Marymount University is pleased to welcome Literary Director of the Library of Congress and author, Marie Arana, as part of our ongoing McLaughlin Lecture Series
Marie Arana will be discussing her book, Latinoland: A Portrait of America's Largest and Least Understood Minority
Join the discussion on Wednesday, January 29, 2025 from 6PM - 7PM in the Reinsch Library Auditorium followed by a reception from 7PM - 8PM in the Barry Gallery
About the Author
Marie Arana is a Peruvian-American author and inaugural Literary Director of the Library of Congress. Some of her most recent positions have been Director of the National Book Festival, Chair of the John W. Kluge Center’s Cultures of the Countries of the South, and Writer at Large for The Washington Post. She received the 2020 literary award from the American Academy of Arts & Letters, the 2024 Americas Leadership Award from Inter-American Dialogue, and has written introductions for numerous works on Latin America, Hispanic identity, and biculturalism.

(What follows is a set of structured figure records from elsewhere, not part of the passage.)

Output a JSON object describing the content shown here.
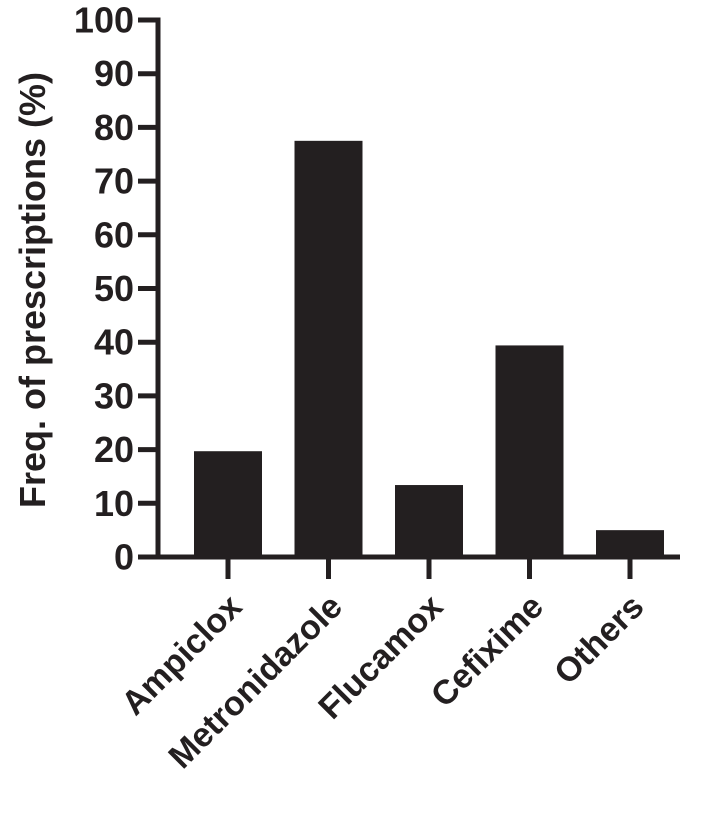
{
  "chart_data": {
    "type": "bar",
    "categories": [
      "Ampiclox",
      "Metronidazole",
      "Flucamox",
      "Cefixime",
      "Others"
    ],
    "values": [
      19.7,
      77.5,
      13.4,
      39.4,
      5.0
    ],
    "title": "",
    "xlabel": "",
    "ylabel": "Freq. of prescriptions (%)",
    "ylim": [
      0,
      100
    ],
    "yticks": [
      0,
      10,
      20,
      30,
      40,
      50,
      60,
      70,
      80,
      90,
      100
    ],
    "grid": false,
    "legend": "none",
    "bar_color": "#231f20",
    "axis_color": "#231f20"
  }
}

Her most recent book, Latinoland, is an exceptional, all-encompassing overview of the American Latino population, drawn from hundreds of interviews and prodigious research that emphasizes the diversity and little-known history of our largest and fastest-growing minority. She is also the author of Bolívar: American Liberator, which won the 2014 Los Angeles Times Book Prize. Her sweeping history of Latin America, Silver, Sword, and Stone, was named Best Nonfiction Book of 2019 by the American Library Association, and was shortlisted for the 2020 Andrew Carnegie Medal of Excellence. American Chica, her memoir, was a finalist for the 2001 National Book Award, and she has also written two novels set in South America—Cellophane and Lima Nights.